After graduating, he began to do various studies on delinquent and maladjusted minors, noting that they often came from unstructured families or had suffered mistreatment.

Union of the British Psychoanalytical Society

In 1929 he would enroll in the University School of London, finishing his studies in Medicine (as well as in Surgery) in 1934. But his concerns with psychology had not ended, training in psychoanalysis.

During the year 1937 he would be accepted as a psychoanalyst in the British Psychoanalytical Society, being analyzed by Riviere among others. After that he would be trained by Melanie Klein in child psychoanalysis and would begin to perform the analysis of minors. Despite his association with this author, the perspectives of both will differ, granting Bowlby a greater importance to environmental and nurturing factors and to the actual relationship between mother or maternal figure and child. This will cause him to be rejected and criticized by the psychoanalytic school by leaving aside aspects as central to this theory as the unconscious.

In 1938 he married Úrsula Longstaff, with whom he would have four children. That same year he would receive the proposal to preside over Trinity College, a proposal that he would accept. In addition, he began working in the child psychiatry unit of a Canonbury clinic. However, World War II would lead him to be drafted. He would go on to have the position of lieutenant colonel, in the medical corps.

Tavistock Clinic and participation in WHO

After the war, he would accept a position as deputy director at the Tavistock Clinic in 1950, being able to observe first-hand the effects of the war on the psyches of his patients. In this clinic, he would end up meeting and working with Ainsworth (who later expanded his attachment theory and made numerous contributions in this regard).

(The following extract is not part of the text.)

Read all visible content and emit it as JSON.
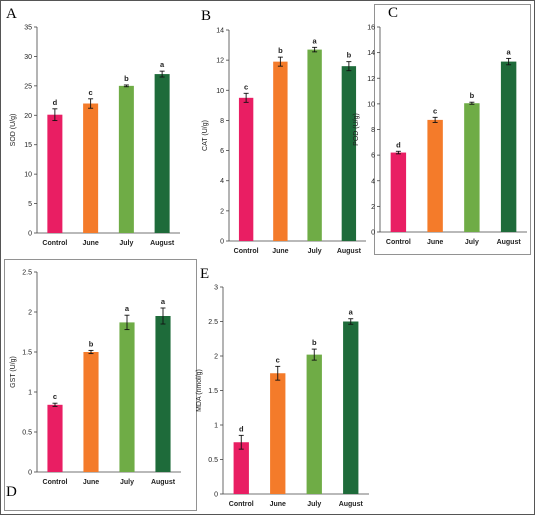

That year Bowlby would also begin to be consulted by the World Health Organization in the face of advise on the possible mental health of those children who had been left homeless after the war. This contribution would go a long way toward creating the Charter of the Rights of the Child.

The following years the author would carry out numerous experiments and studies that would allow him to understand child development. Maternal Care and Mental Health would be one of his most prestigious publications of that time, being the preamble to his attachment theory.

Formulation of Attachment Theory

Bowlby's best-known contribution to psychology would take place between 1969 and 1980, with the emergence of Attachment Theory as description of the relationship between emotional experiences and relationships during childhood and behavior, establishing the need to forge bonds of secure attachment.

Aspects such as the effects of abandonment or ambivalence and the innate need for maternal care that generates the feeling of attachment are studied. Attachment is described as an adaptation mechanism based on the search for protection against possible hostile agents, as well as the consequences of severing said link or not satisfying this need.

Death and legacy

Bowlby retired in 1972, although he continued to write for the rest of his life and carry out research assignments. This important psychoanalyst died on the Scottish Isle of Skye on September 2, 1990, at the age of eighty-three.

His legacy is extensive: despite the fact that his theory has undergone various modifications and has been interpreted by multiple authors, continues to present a great influence in psychology emphasizing the importance of affective bonding with our parental figures in childhood. He has also served to develop different evaluation techniques and mechanisms, such as the Ainsworth Strange Situation.